Computational Modelling in Behavioural Neuroscience
Closing the Gap Between Neurophysiology and Behaviour
Edited by Dietmar Heinke, Eirini Mavritsaki
Published October 22nd 2012 by Psychology Press – 376 pages
Classically, behavioural neuroscience theorizes about experimental evidence in a qualitative way. However, more recently there has been an increasing development of mathematical and computational models of experimental results, and in general these models are more clearly defined and more detailed than their qualitative counter parts. These new computational models can be set up so that they are consistent with both single neuron and whole-system levels of operation, allowing physiological results to be meshed with behavioural data – thus closing the gap between neurophysiology and human behaviour.
There is considerable diversity between models with respect to the methodology of designing a model, the degree to which neurophysiological processes are taken into account and the way data (behavioural, electrophysiological, etc) constrains a model. This book presents examples of this diversity and in doing so represents the state-of-art in the field through a unique collection of papers from the world's leading researchers in the area of computational modelling in behavioural neuroscience.
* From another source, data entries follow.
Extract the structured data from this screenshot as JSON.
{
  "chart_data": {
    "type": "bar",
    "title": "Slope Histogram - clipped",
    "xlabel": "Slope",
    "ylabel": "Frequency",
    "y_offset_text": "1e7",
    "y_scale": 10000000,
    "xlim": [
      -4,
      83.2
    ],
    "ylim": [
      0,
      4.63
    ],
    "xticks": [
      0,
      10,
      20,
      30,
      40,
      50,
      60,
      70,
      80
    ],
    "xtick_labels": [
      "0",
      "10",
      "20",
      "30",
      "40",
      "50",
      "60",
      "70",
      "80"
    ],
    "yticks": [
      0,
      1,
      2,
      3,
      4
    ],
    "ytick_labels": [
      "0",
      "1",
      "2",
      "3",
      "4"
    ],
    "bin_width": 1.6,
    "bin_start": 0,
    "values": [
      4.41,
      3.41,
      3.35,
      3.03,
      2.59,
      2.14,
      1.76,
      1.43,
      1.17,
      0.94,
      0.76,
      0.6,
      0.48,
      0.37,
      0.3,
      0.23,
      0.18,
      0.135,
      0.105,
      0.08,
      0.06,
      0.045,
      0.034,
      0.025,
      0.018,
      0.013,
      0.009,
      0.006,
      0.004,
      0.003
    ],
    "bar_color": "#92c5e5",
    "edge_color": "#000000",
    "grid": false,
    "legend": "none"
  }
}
Based on talks given at the third Behavioural Brain Sciences Symposium, held at the Behavioural Brain Sciences Centre, University of Birmingham, in May 2007, the book appeals to a broad audience, from postgraduate students beginning to work in the field to experienced experimenters interested in an overview.
"A substantial collection of works from authors whose main objective is to bridge the gap between neurophysiology and behaviour. … Clear and well written, and serves as an excellent exposition of the state of the art in the area of computational behavioral neuroscience." - Juan Felipe Martinez Florez, Universidad del Valle, Columbia, in Minds & Machines
"…a captivating journey from spiking neurons to attention and behavior. Written by the greatest living experts, the book provides new connections between neurobiology and behavioral sciences." - Eugene M. Izhikevich, The Neurosciences Institute, San Diego, California
Mavritsaki, Heinke, Preface. Graham, Cutsuridis, Dynamical Information Processing in the CA1 Microcircuit of the Hippocampus. Thorpe, Why Connectionist Models Need Spikes. Deco, Rolls, Stochastic Neuro-Dynamical Computation of Brain Functions. Humphreys, Mavritsaki, Allen, Heinke, Deco, Application of Neural Level Model to Human Visual Search: Modelling the Whole System Behaviour, Neuropsychological Break Down and Neural Signal Response. Heinke, Mavritsaki, Backhaus, Kreyling, The Selective Attention for Identification Model (SAIM): A Framework for Closing the Gap Between Behaviour and Neurological Level. Gurney, Computational Models in Neuroscience: From Membrane to Robots. Zhaoping, May, Koene, Some Finger Prints of V1 Mechanisms in the Bottom up Saliency for Visual Selection. Trappenberg, Decision Making and Population Decoding with Strongly Inhibitory Neural Field Models. Bullinaria, The Importance of Neurophysiological Constraints for Modelling the Emergence of Modularity. Ward, Ward, Selective Attention in Linked, Minimally Cognitive Agents. Kropff, Full Solution for the Storage of Correlated Memories in an Autoassociative Memory. Mozer, Wilder, A Unified Theory of Exogenous and Endogenous Attentional Control. Friston, Stephan, Kiebel, Free-Energy, Value and Neuronal Systems. Sloman, Architecture and Representation Requirements for Seeing Processes and Affordances. Heinke, Computational Modelling in Behavioural Neuroscience: Methodologies and Approaches - Minutes of Discussions at the Workshop in Birmingham, UK in May 2007
Dietmar Heinke is a senior lecturer at the School of Psychology, University of Birmingham. His research interests include developing computational models for a broad range of psychological phenomena.
Eirini Mavritsaki is a research fellow at the University of Birmingham investigating the cognitive functions using models of spiking neurons.